Jacob Sims, senior technical adviser at anti-trafficking organization International Justice Mission, told VOA a Chinese crackdown on Myanmar compounds and the Operation 1027 offensive against Myanmar's junta have caused a resurgence of scams along the Myanmar-Thai border, in Laos' Golden Triangle, and Cambodia.

"Reports from numerous sources on the ground in Sihanoukville confirm that the industry there is surging," Sims said. "There are real regional drivers for why that trend makes sense. This is a multibillion-dollar industry that has now been effectively displaced from northern Myanmar."

Sihanoukville residents told VOA they have seen a fresh wave of foreigners arriving at compounds straight from the airport. Some previously quiet buildings are now heavily guarded with people living inside.

A compound called "Jincai" appeared abandoned after authorities found evidence of trafficking there in 2022. Since last August, buses have dropped hundreds of foreigners at the property, residents said.

One business owner said her nephew had briefly worked there but quit because "you have to be good at online frauding."

A local policeman told VOA the buildings were filled with Malaysian and Chinese workers, but he did not know what activities occurred inside.
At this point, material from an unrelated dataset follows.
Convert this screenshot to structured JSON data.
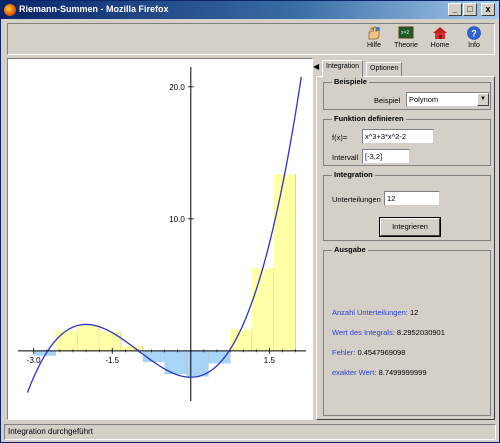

The compound is now known as New Golden Wealth Casino Co., which was reissued a casino license in December 2022.

"We don't know if it's new people or the old people who run it," the policeman said.

Chou Bun Eng, Interior Ministry secretary of state and permanent vice chairwoman of the National Committee for Counter Trafficking, would not speak about specific compounds and told VOA that prior investigations did not prevent companies from restarting business activities.
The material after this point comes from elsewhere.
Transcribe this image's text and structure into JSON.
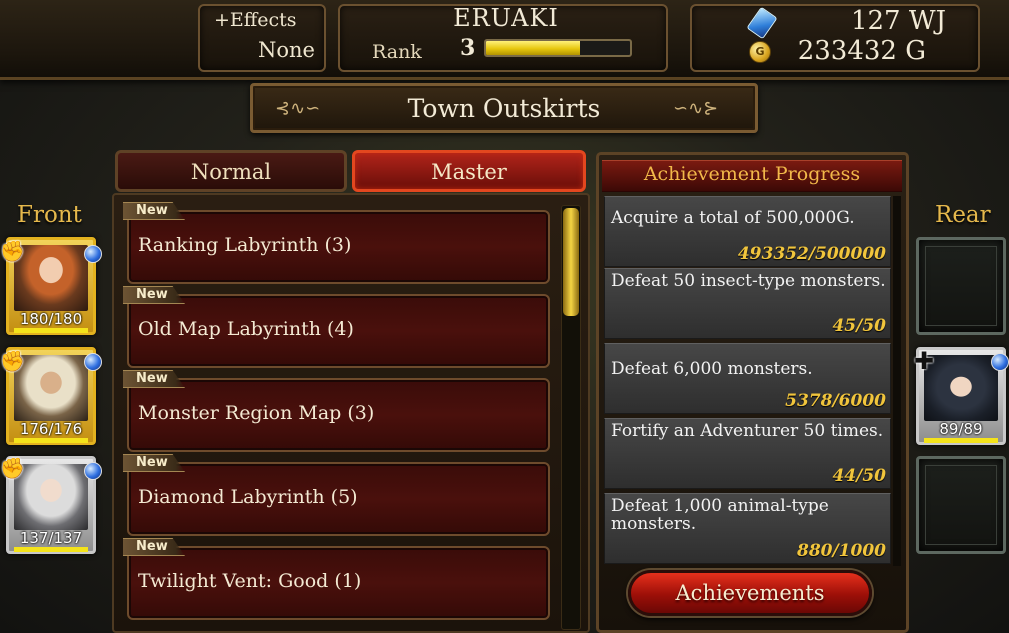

"To allow reopening means that they're among the investigating locations where they could not find anything," Bun Eng said. "It's normal for businesses to continue their work in the case that they do not commit crimes."

NGOs cut out

Even as scamming continues, civil society groups are struggling to help victims.

In several cases, traffickers recorded videos showing "freed" victims outside the compound but brought them back inside after sending the videos to police, GASO's Alicia said. Other victims have been released without help from authorities to travel to Phnom Penh and start the immigration process.

"I don't know if it's because the Cambodian government is not placing as much importance on this issue anymore or what, but I think this way of operating is not appropriate," Alicia told VOA. "It gives scam companies an opportunity to deceive … and can lead to a higher chance of the victim being beaten or hurt."

Cambodia's Interior Ministry set up a hotline for scam victims, which has made the rescue process more opaque, multiple insiders said.

Tola, of the Center for Alliance of Labor and Human Rights, said authorities "cut off the role of the NGOs for help."

"It is very difficult for civil society, and all the work we do must be very cautious," Tola said. "With some of the more controversial cases, we do not dare to say that we help them."

Still, officials tout low official case numbers as evidence the problem has abated. Bun Eng said authorities confirmed fewer than 300 cases of "confinement" since September 2022.

"There is no such mysterious place. We have searched all over the place when there is a complaint, but in the end, there is no huge number," Bun Eng said.

Cindy Dyer, U.S. ambassador-at-large to monitor and combat trafficking in persons, told a local publication that Cambodian officials "disputed the scale" in recent meetings and are "just not getting at the bigger problem."

"There's no way we could see the scale of operation in Cambodia without there being both low-level and high-level complicity," Dyer said. "High-level government officials may be in the front. … The low-level enforcement officers know who owns these things."

Michael, the scamming victim, escaped in July. As his bosses prepared to transfer operations to Myanmar, he contacted the Taiwanese Embassy and GASO, which helped him get away from a van traveling to the border.

Throughout his year in Cambodian compounds, Michael was beaten, isolated in the dark and shocked with an electric baton, he told VOA. He had been recruited on Facebook for a restaurant gig.

"My darkest experiences were in Cambodia," Michael said. "Even if you beat me to death, I will never go to Cambodia again."